Last night’s bonus winners were quite easy to determine. GSP and Carlos Condit won Fight of the Night for their spirited and very bloody dogfight. Johny Hendricks won Knockout of the Night for blasting Martin Kampmann into next week. And Ivan Menjivar took Submission of the Night with his sweet belly down armbar on Azamat Gashimov. Each man takes home an additional 70 large, which is pretty sweet. I hit $12 on a scratch-off last week so I can relate to having a few extra bucks to play with. That day I enjoyed chips AND a pickle with my sandwich. Sometimes you just gotta splurge. Anyway, without further ado, here are the awards you won’t see on the the UFC 154 Wikipedia page.
The Not Quite Matt Serra Upset: Carlos Condit. In the third round, Condit finished off an unorthodox combination with a head kick that landed pretty solid on GSP’s temple. If floored the champ, and Condit jumped all over him, but he wasn’t able to get the stoppage. Condit was off balance when he launched the kick. Had he been a little more stationary he would have knocked GSP’s tiny head into the 7th row. But alas, it was not to be. Condit had his chance, and against GSP most are lucky to get just one. Gots to make the most of it. So there was no grand moment for poor Condit, no hero’s welcome, no accolades. Sure, he gave GSP the best fight he’s had in a very long time, but a loss is a loss is a loss.
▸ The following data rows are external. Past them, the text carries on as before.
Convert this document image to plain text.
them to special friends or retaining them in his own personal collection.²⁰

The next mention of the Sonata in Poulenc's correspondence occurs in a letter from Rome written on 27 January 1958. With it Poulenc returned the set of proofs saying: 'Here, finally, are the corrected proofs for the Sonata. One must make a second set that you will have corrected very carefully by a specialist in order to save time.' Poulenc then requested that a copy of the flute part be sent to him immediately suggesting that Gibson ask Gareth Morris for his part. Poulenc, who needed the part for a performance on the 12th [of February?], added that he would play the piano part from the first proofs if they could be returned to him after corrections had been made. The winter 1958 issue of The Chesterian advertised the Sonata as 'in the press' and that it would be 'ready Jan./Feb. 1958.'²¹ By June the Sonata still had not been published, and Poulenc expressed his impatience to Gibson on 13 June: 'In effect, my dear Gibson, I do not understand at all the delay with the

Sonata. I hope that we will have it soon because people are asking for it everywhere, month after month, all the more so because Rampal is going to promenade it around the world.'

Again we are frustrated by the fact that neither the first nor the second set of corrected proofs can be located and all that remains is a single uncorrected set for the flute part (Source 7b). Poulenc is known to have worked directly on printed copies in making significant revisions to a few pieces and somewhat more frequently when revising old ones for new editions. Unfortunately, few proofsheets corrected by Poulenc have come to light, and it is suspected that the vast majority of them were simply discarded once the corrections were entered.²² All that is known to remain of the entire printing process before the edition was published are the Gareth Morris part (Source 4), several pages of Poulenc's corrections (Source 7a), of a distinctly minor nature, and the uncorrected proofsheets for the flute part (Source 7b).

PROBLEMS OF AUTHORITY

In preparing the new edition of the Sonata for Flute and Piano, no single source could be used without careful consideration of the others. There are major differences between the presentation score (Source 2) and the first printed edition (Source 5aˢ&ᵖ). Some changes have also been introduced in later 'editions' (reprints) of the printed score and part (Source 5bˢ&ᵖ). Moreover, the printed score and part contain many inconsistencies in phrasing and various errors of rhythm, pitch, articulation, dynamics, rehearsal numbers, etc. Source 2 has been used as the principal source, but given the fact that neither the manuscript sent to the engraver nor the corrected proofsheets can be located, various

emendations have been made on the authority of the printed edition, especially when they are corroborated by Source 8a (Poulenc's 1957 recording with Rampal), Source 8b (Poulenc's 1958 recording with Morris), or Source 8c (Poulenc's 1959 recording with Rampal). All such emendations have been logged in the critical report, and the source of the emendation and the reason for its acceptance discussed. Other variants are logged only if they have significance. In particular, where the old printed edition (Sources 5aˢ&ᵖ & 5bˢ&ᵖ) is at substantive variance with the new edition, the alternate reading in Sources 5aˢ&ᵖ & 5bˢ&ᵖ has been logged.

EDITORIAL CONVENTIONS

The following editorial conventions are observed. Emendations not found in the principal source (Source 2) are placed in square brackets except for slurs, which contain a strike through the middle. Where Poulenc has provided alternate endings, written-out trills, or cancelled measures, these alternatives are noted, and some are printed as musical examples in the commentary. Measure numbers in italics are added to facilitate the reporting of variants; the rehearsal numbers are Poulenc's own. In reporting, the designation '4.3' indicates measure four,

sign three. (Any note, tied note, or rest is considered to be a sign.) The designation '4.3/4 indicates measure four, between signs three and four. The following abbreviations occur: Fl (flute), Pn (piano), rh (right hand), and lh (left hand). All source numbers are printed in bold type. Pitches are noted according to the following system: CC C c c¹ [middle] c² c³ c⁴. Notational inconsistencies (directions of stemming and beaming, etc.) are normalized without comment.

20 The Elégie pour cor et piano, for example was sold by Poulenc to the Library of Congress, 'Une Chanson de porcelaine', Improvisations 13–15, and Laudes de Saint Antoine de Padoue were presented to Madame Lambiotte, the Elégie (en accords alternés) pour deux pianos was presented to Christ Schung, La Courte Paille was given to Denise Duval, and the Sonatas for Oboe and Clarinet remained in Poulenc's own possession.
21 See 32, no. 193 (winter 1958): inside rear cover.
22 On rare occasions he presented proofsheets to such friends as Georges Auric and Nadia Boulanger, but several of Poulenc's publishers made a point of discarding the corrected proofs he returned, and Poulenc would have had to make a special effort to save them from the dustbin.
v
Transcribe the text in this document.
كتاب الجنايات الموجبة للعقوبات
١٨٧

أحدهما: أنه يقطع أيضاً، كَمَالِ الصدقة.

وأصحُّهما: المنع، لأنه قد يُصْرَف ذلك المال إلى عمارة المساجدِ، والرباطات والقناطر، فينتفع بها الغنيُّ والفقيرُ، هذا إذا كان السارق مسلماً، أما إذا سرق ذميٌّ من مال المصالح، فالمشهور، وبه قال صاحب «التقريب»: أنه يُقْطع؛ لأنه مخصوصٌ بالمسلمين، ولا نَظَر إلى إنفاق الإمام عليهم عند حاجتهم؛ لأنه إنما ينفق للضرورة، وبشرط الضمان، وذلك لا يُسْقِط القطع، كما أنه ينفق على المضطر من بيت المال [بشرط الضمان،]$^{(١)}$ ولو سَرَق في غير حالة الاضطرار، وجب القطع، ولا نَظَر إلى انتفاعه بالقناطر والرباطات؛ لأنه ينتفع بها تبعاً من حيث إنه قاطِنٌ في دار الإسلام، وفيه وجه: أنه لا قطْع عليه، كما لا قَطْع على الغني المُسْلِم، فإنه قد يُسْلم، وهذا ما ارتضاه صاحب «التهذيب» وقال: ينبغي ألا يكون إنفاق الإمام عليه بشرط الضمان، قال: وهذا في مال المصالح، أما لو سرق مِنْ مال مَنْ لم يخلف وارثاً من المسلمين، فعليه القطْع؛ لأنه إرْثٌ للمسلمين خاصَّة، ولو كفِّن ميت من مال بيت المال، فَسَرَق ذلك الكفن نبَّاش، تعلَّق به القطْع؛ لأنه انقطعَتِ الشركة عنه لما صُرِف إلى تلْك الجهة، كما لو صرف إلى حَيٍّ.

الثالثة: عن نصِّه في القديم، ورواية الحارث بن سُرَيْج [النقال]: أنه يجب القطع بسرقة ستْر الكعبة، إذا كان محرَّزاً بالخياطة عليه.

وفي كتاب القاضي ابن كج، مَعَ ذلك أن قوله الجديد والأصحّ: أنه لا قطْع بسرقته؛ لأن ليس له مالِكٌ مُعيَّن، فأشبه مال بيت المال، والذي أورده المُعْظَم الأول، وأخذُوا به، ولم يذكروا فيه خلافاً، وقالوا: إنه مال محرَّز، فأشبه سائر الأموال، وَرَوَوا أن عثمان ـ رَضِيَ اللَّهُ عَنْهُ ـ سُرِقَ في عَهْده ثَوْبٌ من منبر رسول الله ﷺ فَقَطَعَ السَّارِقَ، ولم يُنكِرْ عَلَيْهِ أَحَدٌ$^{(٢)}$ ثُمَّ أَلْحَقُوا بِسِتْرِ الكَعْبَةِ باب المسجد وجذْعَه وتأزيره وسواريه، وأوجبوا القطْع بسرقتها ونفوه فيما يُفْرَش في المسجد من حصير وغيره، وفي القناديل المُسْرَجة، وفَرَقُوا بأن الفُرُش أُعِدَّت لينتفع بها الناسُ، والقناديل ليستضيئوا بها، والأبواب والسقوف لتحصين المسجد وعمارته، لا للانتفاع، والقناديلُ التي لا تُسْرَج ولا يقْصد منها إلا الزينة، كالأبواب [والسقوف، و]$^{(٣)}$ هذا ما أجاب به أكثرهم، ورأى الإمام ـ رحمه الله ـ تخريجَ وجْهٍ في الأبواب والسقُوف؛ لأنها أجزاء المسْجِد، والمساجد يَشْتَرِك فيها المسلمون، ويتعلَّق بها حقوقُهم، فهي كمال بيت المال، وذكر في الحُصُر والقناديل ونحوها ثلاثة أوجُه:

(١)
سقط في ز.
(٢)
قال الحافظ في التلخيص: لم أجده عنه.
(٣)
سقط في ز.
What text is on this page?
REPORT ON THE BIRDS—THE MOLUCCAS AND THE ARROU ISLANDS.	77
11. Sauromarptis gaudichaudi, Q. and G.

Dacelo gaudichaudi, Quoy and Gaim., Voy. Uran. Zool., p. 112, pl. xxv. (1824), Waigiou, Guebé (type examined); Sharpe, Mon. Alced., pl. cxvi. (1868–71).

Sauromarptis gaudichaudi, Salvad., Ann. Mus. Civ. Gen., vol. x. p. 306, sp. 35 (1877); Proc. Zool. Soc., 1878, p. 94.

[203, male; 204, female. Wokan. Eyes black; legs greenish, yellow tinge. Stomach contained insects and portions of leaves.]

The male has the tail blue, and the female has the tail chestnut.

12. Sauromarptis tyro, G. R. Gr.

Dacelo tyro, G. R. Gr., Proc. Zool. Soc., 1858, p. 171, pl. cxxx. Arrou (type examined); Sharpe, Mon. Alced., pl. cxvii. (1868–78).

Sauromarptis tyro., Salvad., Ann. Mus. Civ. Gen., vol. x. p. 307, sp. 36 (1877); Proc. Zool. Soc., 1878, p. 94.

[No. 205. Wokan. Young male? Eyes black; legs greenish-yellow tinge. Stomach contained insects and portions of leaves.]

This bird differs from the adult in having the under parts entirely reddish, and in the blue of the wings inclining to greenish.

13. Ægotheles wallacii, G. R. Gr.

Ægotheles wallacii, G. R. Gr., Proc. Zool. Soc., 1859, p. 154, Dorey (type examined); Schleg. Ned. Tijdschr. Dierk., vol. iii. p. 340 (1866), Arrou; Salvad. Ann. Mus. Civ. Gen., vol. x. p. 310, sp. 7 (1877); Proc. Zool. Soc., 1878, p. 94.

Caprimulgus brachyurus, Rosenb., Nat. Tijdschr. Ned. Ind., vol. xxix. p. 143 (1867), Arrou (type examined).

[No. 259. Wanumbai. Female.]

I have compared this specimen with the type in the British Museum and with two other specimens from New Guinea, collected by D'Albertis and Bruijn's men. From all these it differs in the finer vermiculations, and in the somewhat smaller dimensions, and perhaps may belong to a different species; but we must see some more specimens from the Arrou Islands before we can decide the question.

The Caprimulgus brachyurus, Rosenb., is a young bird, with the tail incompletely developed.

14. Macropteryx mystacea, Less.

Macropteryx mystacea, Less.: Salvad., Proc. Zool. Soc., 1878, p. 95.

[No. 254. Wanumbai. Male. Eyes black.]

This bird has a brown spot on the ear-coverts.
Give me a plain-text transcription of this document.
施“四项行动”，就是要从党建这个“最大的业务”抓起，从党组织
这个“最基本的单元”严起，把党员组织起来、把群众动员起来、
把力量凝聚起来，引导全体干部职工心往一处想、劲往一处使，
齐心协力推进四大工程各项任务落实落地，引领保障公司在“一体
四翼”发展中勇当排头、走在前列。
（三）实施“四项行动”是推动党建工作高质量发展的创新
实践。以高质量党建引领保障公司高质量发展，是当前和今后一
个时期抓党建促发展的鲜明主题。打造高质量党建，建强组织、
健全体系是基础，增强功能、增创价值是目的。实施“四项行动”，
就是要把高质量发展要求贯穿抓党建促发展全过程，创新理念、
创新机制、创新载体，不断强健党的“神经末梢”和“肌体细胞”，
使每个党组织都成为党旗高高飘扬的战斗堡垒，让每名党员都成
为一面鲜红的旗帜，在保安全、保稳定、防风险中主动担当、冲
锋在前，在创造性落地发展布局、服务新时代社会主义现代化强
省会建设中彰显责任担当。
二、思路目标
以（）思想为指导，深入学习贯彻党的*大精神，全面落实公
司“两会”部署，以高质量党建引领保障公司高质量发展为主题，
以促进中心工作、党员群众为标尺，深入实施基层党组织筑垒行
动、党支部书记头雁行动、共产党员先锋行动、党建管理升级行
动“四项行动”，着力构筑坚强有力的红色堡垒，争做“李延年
Best WTF Just Happened Look: Martin Kampmann. Kampmann saw Johny Hendricks leap across the cage looking to deliver some hurt. He probably caught a quick glimpse of the left that was to connect with his jaw. What he didn’t see was that it knocked his ass across the cage and out cold. Certain to make the highlight reels for the next few decades, it was picture perfect, and even though it’s doubtful Kampmann will look at it with the same jubilation as the rest of us, he must secretly admire it for its aesthetic appeal. Afterward, Kampmann had a despondent look on his face, that same WTF look that Gaza Strip bombing victims have.
Most Likely to be Limping: Rodrigo Damm. Not only did Damm lose a close split decision, but his leg got pretty jacked up to boot. Opponent Antonio Carvahlo started off the fight kicking to the outside of Damm’s left knee and pretty much didn’t stop until it looked like a Sloppy Joe.
Most Improved Hair-do: Sam Stout. For the longest time Stout used to roll into the cage rocking the buzz cut, white boy fade popularized in the 90’s. Last night, though, he came out with a stylish, floppy ‘do, parted at the side, kinda preppy teenagerish, yet sophisticated at the same time. He lost his fight, but he can take some solace that he looked so damn suave doing it.
Most Likely to Have Three Fights in Three Different Divisions: Chad Griggs. In his UFC debut, then undersized heavyweight Griggs got decimated by the much larger Travis Browne. Obvious solution: drop to light-heavyweight. Griggs did, making his 205 pound debut last night. He then got destructed by the much larger Cyrille Diabate. Griggs is 6-1, and was sporting a little flab in the midsection. He could perhaps make 185 if he cut out the wings and shaved off his fabulous muttonchops. Dropping weight classes is often the last act of a desperate man, and the manner in which Griggs lost his first two UFC fights puts him squarely into that category.
Most in Need of a Spray-On Tan: Mark Bocek. It’s okay to be umpteen degrees of white and pink in the privacy of your own home, but when your job requires you to disrobe in public the rules change. There are many fine products on the market these days. Or he can ask his teammate GSP what he does to rock such a fine tan up in the land of no sun.
Worst Referee Moment: Dan Miragliotta. Look, being a referee is a difficult, thankless job. You’re blamed for everything that goes wrong, and given no credit when things go right. That being said, sometimes the criticism is warranted, and officials should be held accountable. Last night Big Dan allowed Alessio Sakara to hammer fist Patrick Cote in the back of the head several times with not so much as a warning. He just kind of stood there, unaware that a major foul was being committed. I dunno, maybe he had to take a shit or something, that always takes precedent over everything else.